Even exercise can be complicated for people with Type 1 diabetes, she says. Aerobic and endurance exercise can drop blood sugar and keep it dampened for 18 to 24 hours. In contrast, the adrenaline and cortisol released during strength training can actually increase blood sugars, she says.
Terrell gravitated toward running, starting with a 5-kilometer race in early 2019 and a mini-duathlon that July – both of which Callie trained for with him.
“When I crossed the finish line, I’m hyperventilating because I’m crying,” Terrell said. “I still cry when I finish races sometimes. I think it comes down to thinking I never would do that. I can’t explain the impact of resigning yourself to a future and then proving yourself wrong.”
Those other races included an informal running of the Bighorn Trail Run’s 18-miler in June 2020 (the actual race was cancelled due to COVID-19) and, this past June, the Bighorn’s 32-miler. Before that one, he checked in with Low Wang.
She talked him through the dangers of low blood sugar, the importance of hydration and steady carbohydrate intake, and how to handle the settings of the hybrid closed-loop system, among other things. Then she said, “Best of luck. We believe in you.”

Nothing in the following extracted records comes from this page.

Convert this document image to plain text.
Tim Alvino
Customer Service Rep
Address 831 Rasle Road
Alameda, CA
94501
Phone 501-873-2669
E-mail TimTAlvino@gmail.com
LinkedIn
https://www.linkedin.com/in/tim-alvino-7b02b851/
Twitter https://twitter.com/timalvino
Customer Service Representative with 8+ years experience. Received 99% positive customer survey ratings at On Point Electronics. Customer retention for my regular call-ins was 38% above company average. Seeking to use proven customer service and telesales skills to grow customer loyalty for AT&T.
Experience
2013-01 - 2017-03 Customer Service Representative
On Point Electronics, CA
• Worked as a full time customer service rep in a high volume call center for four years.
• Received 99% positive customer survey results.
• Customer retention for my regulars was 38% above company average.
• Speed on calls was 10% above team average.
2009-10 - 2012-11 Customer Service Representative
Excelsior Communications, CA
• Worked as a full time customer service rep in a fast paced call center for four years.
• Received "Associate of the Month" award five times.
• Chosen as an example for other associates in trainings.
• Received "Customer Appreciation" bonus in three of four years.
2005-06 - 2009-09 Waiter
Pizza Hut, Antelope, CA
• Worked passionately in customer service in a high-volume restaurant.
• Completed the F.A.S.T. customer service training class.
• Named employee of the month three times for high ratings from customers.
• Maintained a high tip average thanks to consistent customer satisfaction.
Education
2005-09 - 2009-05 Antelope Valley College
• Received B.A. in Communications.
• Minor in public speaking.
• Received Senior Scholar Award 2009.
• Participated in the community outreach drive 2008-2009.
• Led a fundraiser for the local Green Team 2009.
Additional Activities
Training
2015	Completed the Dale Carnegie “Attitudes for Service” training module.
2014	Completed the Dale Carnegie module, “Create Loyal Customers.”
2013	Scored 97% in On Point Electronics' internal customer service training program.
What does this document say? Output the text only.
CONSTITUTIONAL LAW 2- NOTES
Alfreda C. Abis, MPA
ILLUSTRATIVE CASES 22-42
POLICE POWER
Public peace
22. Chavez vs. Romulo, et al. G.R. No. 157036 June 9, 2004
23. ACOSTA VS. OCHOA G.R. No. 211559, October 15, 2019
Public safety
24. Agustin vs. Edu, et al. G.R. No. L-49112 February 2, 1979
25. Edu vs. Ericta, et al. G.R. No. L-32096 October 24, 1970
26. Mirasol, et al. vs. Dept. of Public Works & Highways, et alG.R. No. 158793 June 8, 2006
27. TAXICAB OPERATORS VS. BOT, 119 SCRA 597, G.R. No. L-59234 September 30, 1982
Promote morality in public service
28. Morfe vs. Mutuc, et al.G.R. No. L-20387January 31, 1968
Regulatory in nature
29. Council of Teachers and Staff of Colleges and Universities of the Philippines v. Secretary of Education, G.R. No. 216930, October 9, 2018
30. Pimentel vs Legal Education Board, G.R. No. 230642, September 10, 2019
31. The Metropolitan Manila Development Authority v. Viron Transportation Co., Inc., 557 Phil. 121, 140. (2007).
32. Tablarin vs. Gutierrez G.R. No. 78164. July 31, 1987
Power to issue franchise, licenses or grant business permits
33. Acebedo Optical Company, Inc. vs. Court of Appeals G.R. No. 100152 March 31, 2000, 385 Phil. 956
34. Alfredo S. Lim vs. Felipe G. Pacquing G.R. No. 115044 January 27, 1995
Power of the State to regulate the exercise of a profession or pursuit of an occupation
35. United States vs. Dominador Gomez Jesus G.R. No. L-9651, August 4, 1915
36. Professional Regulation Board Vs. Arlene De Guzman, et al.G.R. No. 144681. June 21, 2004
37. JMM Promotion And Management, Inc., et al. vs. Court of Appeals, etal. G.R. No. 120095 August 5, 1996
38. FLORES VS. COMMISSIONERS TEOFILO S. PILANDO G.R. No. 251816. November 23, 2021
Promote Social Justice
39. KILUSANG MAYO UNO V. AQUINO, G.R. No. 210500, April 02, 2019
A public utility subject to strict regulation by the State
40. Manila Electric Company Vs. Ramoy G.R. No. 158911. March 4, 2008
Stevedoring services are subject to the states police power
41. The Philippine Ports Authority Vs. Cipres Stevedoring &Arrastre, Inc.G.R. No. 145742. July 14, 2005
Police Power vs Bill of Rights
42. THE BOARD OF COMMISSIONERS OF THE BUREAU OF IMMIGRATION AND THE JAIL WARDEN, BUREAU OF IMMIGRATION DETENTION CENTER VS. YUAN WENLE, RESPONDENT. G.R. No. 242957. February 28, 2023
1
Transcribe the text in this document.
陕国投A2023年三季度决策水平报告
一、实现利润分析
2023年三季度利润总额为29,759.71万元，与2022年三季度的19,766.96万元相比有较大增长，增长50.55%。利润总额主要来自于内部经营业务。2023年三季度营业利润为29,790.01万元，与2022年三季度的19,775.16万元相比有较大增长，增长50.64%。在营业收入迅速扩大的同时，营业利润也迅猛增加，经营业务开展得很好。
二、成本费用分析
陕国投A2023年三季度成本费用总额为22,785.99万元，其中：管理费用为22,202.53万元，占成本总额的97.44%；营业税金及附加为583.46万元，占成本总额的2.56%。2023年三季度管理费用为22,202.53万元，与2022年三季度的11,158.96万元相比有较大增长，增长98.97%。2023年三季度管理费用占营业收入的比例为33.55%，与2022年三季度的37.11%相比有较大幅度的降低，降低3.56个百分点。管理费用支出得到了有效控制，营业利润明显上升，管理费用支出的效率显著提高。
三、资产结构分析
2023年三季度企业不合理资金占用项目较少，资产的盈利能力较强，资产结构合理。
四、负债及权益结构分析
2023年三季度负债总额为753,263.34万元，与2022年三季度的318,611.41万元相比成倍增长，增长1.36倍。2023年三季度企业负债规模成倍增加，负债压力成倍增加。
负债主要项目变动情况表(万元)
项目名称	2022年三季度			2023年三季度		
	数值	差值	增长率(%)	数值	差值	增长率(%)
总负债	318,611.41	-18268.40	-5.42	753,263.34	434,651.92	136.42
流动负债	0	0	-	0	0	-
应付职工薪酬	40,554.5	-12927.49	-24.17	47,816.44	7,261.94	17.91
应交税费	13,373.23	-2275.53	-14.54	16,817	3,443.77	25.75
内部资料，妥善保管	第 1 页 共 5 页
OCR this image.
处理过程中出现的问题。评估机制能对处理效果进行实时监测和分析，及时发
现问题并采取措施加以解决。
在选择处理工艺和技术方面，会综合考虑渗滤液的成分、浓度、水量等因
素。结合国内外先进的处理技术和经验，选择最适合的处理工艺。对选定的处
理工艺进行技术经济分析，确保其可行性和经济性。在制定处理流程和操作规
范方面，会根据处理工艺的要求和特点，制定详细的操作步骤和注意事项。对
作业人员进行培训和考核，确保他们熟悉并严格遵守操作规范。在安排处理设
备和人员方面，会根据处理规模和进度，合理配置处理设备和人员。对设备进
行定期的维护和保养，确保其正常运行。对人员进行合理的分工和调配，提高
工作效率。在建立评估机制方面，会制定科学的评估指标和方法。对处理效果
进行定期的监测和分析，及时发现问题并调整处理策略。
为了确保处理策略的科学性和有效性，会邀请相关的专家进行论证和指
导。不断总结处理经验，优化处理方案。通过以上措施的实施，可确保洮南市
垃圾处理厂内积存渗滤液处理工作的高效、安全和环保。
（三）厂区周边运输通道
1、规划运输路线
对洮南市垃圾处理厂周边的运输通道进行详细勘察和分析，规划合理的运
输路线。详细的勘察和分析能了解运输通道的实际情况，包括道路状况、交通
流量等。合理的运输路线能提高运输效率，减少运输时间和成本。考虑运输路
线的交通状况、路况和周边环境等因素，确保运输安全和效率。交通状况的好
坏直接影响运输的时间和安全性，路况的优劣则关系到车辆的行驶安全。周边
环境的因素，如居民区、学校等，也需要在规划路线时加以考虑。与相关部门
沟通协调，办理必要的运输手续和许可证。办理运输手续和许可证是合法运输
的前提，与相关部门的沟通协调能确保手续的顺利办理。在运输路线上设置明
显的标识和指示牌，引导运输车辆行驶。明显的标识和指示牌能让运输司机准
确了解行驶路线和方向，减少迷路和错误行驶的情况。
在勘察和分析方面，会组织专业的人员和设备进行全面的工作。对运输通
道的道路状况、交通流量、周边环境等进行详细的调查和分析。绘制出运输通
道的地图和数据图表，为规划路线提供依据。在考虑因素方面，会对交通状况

That belief proved well-founded. Twelve hours after he started, Terrell crossed the finish line with tears in his eyes after completing his first ultramarathon.
“I can’t accurately express the value, when you have an illness like this, of somebody caring for you, or feeling like you’re being cared for,” he said. “Because otherwise, it can be such a heavy lift.”
He has raced again since, and will continue to. He’ll also tend to the big garden he and Callie planted, go fly fishing and hunting, and, come winter, continue with a new hobby of skiing. While his story alone serves as an example of how a person with Type 1 diabetes can, with the right team, take control again, he does have advice for those who are embarking down the path toward living life while managing Type 1 diabetes.
“It’s not like a puzzle that you solve. It’s a journey, but you being an active participant in caring about yourself in that process is critical,” Terrell said. “And you’re worth it. So do it.”